Early voting begins Saturday for the November general election, with New Yorkers once again getting nine days to cast their ballots in races for governor, statewide office, the state Assembly, state Senate, and Congress, among others. They’ll also get to decide on several ballot questions.

The general election caps a busy year for voters, who had to go to the polls at least three times due to a clunky redistricting process that broke up the primaries.

Just what can you expect during nine days of early voting? Here’s the rundown:

Early voting runs for nine days?

Yes, early voting begins Saturday and runs through Nov. 6, ending two days before Election Day. New Yorkers first took advantage of early voting in 2019 after state lawmakers passed a bill approving early voting in hopes of increasing voter turnout across the state.

How do I know where to vote?

The city Board of Elections website allows you to find your early voting site here. Because there are so few early voting sites (the city BOE has 140 sites open during early voting) compared to those open only on Election Day, your early voting site can be different from your general election poll site.

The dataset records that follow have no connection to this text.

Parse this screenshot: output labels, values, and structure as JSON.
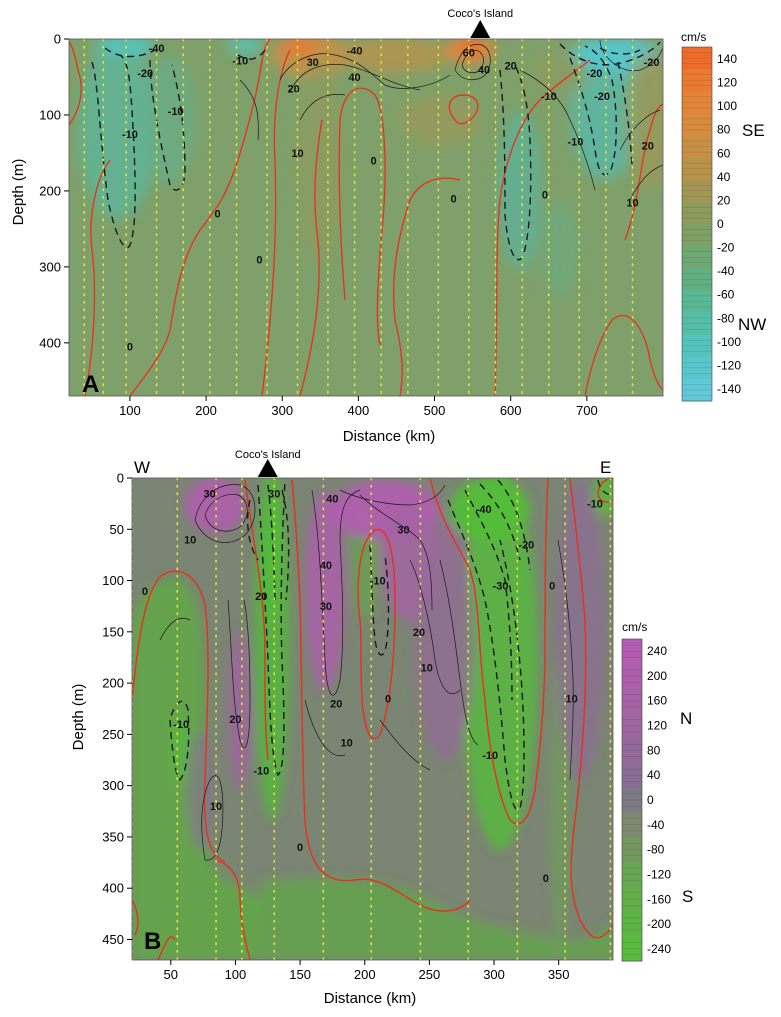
{
  "chart_data": [
    {
      "type": "heatmap",
      "panel_label": "A",
      "xlabel": "Distance (km)",
      "ylabel": "Depth (m)",
      "xlim": [
        20,
        800
      ],
      "ylim": [
        0,
        470
      ],
      "y_inverted": true,
      "xticks": [
        100,
        200,
        300,
        400,
        500,
        600,
        700
      ],
      "yticks": [
        0,
        100,
        200,
        300,
        400
      ],
      "station_x": [
        40,
        65,
        95,
        135,
        170,
        205,
        240,
        280,
        320,
        360,
        395,
        430,
        465,
        505,
        545,
        580,
        615,
        650,
        690,
        725,
        760
      ],
      "marker": {
        "label": "Coco's Island",
        "x": 560
      },
      "colorbar": {
        "unit": "cm/s",
        "ticks": [
          140,
          120,
          100,
          80,
          60,
          40,
          20,
          0,
          -20,
          -40,
          -60,
          -80,
          -100,
          -120,
          -140
        ],
        "positive_label": "SE",
        "negative_label": "NW",
        "colors": [
          "#ef6b2a",
          "#ea7a33",
          "#e2853a",
          "#d78b3f",
          "#c98f45",
          "#b8934c",
          "#a39655",
          "#8f9a5e",
          "#7ea066",
          "#6ea873",
          "#62b082",
          "#5ab894",
          "#55bea7",
          "#55c3bb",
          "#5ac6cc",
          "#62c8d8"
        ]
      },
      "contour_labels": [
        {
          "text": "-40",
          "x": 135,
          "y": 12
        },
        {
          "text": "-20",
          "x": 120,
          "y": 45
        },
        {
          "text": "-10",
          "x": 160,
          "y": 95
        },
        {
          "text": "-10",
          "x": 100,
          "y": 125
        },
        {
          "text": "0",
          "x": 215,
          "y": 230
        },
        {
          "text": "0",
          "x": 270,
          "y": 290
        },
        {
          "text": "0",
          "x": 100,
          "y": 405
        },
        {
          "text": "-10",
          "x": 245,
          "y": 28
        },
        {
          "text": "30",
          "x": 340,
          "y": 30
        },
        {
          "text": "-40",
          "x": 395,
          "y": 15
        },
        {
          "text": "40",
          "x": 395,
          "y": 50
        },
        {
          "text": "20",
          "x": 315,
          "y": 65
        },
        {
          "text": "10",
          "x": 320,
          "y": 150
        },
        {
          "text": "0",
          "x": 420,
          "y": 160
        },
        {
          "text": "0",
          "x": 525,
          "y": 210
        },
        {
          "text": "60",
          "x": 545,
          "y": 18
        },
        {
          "text": "40",
          "x": 565,
          "y": 40
        },
        {
          "text": "20",
          "x": 600,
          "y": 35
        },
        {
          "text": "-10",
          "x": 650,
          "y": 75
        },
        {
          "text": "-10",
          "x": 685,
          "y": 135
        },
        {
          "text": "0",
          "x": 645,
          "y": 205
        },
        {
          "text": "20",
          "x": 780,
          "y": 140
        },
        {
          "text": "10",
          "x": 760,
          "y": 215
        },
        {
          "text": "-20",
          "x": 720,
          "y": 75
        },
        {
          "text": "-20",
          "x": 710,
          "y": 45
        },
        {
          "text": "-20",
          "x": 785,
          "y": 30
        }
      ]
    },
    {
      "type": "heatmap",
      "panel_label": "B",
      "xlabel": "Distance (km)",
      "ylabel": "Depth (m)",
      "xlim": [
        20,
        392
      ],
      "ylim": [
        0,
        470
      ],
      "y_inverted": true,
      "xticks": [
        50,
        100,
        150,
        200,
        250,
        300,
        350
      ],
      "yticks": [
        0,
        50,
        100,
        150,
        200,
        250,
        300,
        350,
        400,
        450
      ],
      "station_x": [
        20,
        55,
        85,
        105,
        130,
        168,
        205,
        243,
        280,
        318,
        355,
        390
      ],
      "marker": {
        "label": "Coco's Island",
        "x": 125
      },
      "corner_labels": {
        "left": "W",
        "right": "E"
      },
      "colorbar": {
        "unit": "cm/s",
        "ticks": [
          240,
          200,
          160,
          120,
          80,
          40,
          0,
          -40,
          -80,
          -120,
          -160,
          -200,
          -240
        ],
        "positive_label": "N",
        "negative_label": "S",
        "colors": [
          "#b35cb1",
          "#ad5fac",
          "#a663a6",
          "#9e67a0",
          "#95699a",
          "#8b6e94",
          "#7e7a86",
          "#7d8a70",
          "#72985e",
          "#68a652",
          "#62ae4a",
          "#5cb443",
          "#58b93f"
        ]
      },
      "contour_labels": [
        {
          "text": "30",
          "x": 80,
          "y": 15
        },
        {
          "text": "30",
          "x": 130,
          "y": 15
        },
        {
          "text": "10",
          "x": 65,
          "y": 60
        },
        {
          "text": "0",
          "x": 30,
          "y": 110
        },
        {
          "text": "20",
          "x": 120,
          "y": 115
        },
        {
          "text": "40",
          "x": 175,
          "y": 20
        },
        {
          "text": "40",
          "x": 170,
          "y": 85
        },
        {
          "text": "30",
          "x": 170,
          "y": 125
        },
        {
          "text": "30",
          "x": 230,
          "y": 50
        },
        {
          "text": "-10",
          "x": 210,
          "y": 100
        },
        {
          "text": "20",
          "x": 242,
          "y": 150
        },
        {
          "text": "10",
          "x": 248,
          "y": 185
        },
        {
          "text": "20",
          "x": 178,
          "y": 220
        },
        {
          "text": "0",
          "x": 218,
          "y": 215
        },
        {
          "text": "10",
          "x": 186,
          "y": 258
        },
        {
          "text": "20",
          "x": 100,
          "y": 235
        },
        {
          "text": "-10",
          "x": 120,
          "y": 285
        },
        {
          "text": "-10",
          "x": 58,
          "y": 240
        },
        {
          "text": "10",
          "x": 85,
          "y": 320
        },
        {
          "text": "0",
          "x": 150,
          "y": 360
        },
        {
          "text": "-40",
          "x": 292,
          "y": 30
        },
        {
          "text": "-20",
          "x": 325,
          "y": 65
        },
        {
          "text": "-30",
          "x": 305,
          "y": 105
        },
        {
          "text": "0",
          "x": 345,
          "y": 105
        },
        {
          "text": "-10",
          "x": 297,
          "y": 270
        },
        {
          "text": "10",
          "x": 360,
          "y": 215
        },
        {
          "text": "0",
          "x": 340,
          "y": 390
        },
        {
          "text": "-10",
          "x": 378,
          "y": 25
        }
      ]
    }
  ],
  "markup": {
    "a": {
      "xlabel": "Distance (km)",
      "ylabel": "Depth (m)",
      "panel": "A",
      "island": "Coco's Island",
      "cb_unit": "cm/s",
      "pos": "SE",
      "neg": "NW"
    },
    "b": {
      "xlabel": "Distance (km)",
      "ylabel": "Depth (m)",
      "panel": "B",
      "island": "Coco's Island",
      "cb_unit": "cm/s",
      "pos": "N",
      "neg": "S",
      "west": "W",
      "east": "E"
    }
  },
  "colors": {
    "zero_contour": "#e8301c",
    "station_dots": "#e8e43a",
    "contour_line": "#1a1a1a"
  }
}
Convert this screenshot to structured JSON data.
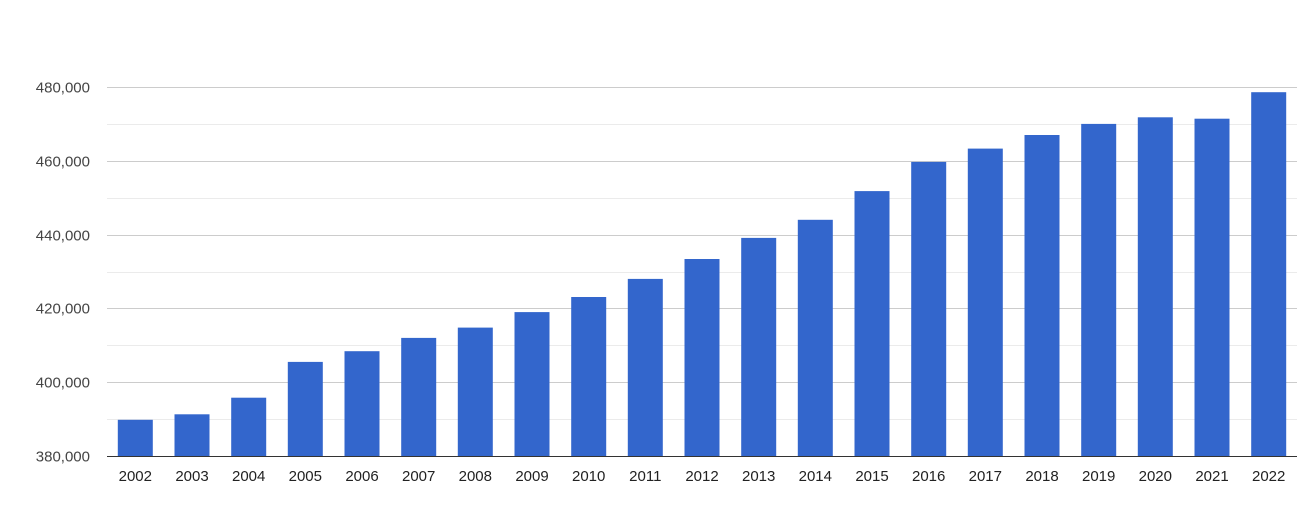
{
  "chart_data": {
    "type": "bar",
    "title": "",
    "xlabel": "",
    "ylabel": "",
    "categories": [
      "2002",
      "2003",
      "2004",
      "2005",
      "2006",
      "2007",
      "2008",
      "2009",
      "2010",
      "2011",
      "2012",
      "2013",
      "2014",
      "2015",
      "2016",
      "2017",
      "2018",
      "2019",
      "2020",
      "2021",
      "2022"
    ],
    "values": [
      389800,
      391300,
      395800,
      405500,
      408400,
      412000,
      414800,
      419000,
      423100,
      428000,
      433400,
      439100,
      444000,
      451800,
      459700,
      463300,
      467000,
      470000,
      471800,
      471400,
      478600
    ],
    "ylim": [
      380000,
      480000
    ],
    "yticks": [
      380000,
      400000,
      420000,
      440000,
      460000,
      480000
    ],
    "ytick_labels": [
      "380,000",
      "400,000",
      "420,000",
      "440,000",
      "460,000",
      "480,000"
    ],
    "bar_color": "#3366cc",
    "gridline_color": "#cccccc",
    "minor_gridline_color": "#ebebeb",
    "grid": true,
    "legend": "none"
  }
}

Those living outside New York City can find where to vote by visiting the state BOE website here.

When do polls open during early voting?

Times for when polls open during the early voting period vary. According to the city BOE, the following dates and times are:

  • Oct. 29: 9 a.m. to 5 p.m.
  • Oct. 30: 9 a.m. to 5 p.m.
  • Oct. 31: 7 a.m. to 3 p.m.
  • Nov. 1: 10 a.m. to 8 p.m.
  • Nov. 2: 10 a.m. to 8 p.m.
  • Nov. 3: 10 a.m. to 6 p.m.
  • Nov. 4: 7 a.m. to 3 p.m.
  • Nov. 5: 9 a.m. to 5 p.m.
  • Nov. 6: 9 a.m. to 5 p.m.

What am I supposed to bring to the poll site?

So long as you’ve already registered to vote and haven't applied to vote absentee, you can just go to the registration table that lists your Assembly district and election district. New York City residents can find that information here.

If it’s your first time voting in New York City, you must bring your state-issued ID to your assigned polling place to ensure you can vote. If you don’t have an ID handy, you can still vote via an affidavit ballot, but you can’t scan it through the machine.

What contests will be on the ballot?

There are a number of races that New Yorkers can weigh in on in this general election. They include the races for governor and lieutenant governor, state comptroller, and state attorney general, as well as for the state Assembly, the U.S. Senate, and the state Senate (though some candidates are running unopposed). While those are the races that will appear statewide, there could be other races on your ballot, depending on where you live.

New York City residents will also get to vote on three ballot questions aimed at establishing a racial equity agenda. A full list of the questions can be found here. There’s also a question posed to New Yorkers on whether they would want the state to issue bonds to cover green infrastructure projects.

Check out a sample ballot here.

How can I get up to speed on the candidates?

Gothamist has closely tracked the race for governor, where incumbent Gov. Kathy Hochul is vying for a full term and to overcome a challenge by Republican Rep. Lee Zeldin.

This fact-checking article outlines some of the main themes throughout the race.

If there’s another race you’re interested in, NYC Votes has a neat guide that lets you get to know the candidates.

I’m going to be slammed during early voting, and I won’t be around on Election Day. Can I still apply for an absentee ballot?

Yes, but the deadline to apply for an absentee ballot online has passed. You can still go to your local BOE office (locations can be found here) to request an absentee ballot, but only until Nov. 7, the day before the general election. The city BOE's borough offices have extended their hours so you can get a ballot. Full hours can be found here.

Her are some reason the BOE can provide an absentee ballot: You won’t be in your home county, have a permanent illness or disability, are incarcerated for a crime that’s not deemed a felony, or don’t want to go to a poll site due to fears of catching an illness (that last one is now subject to a pending court case).

Your ballot must be filled out and postmarked no later than Nov. 8. You also have the option of dropping off an absentee ballot at a secure ballot box at a BOE office, an early voting or general election poll site so long as they're open.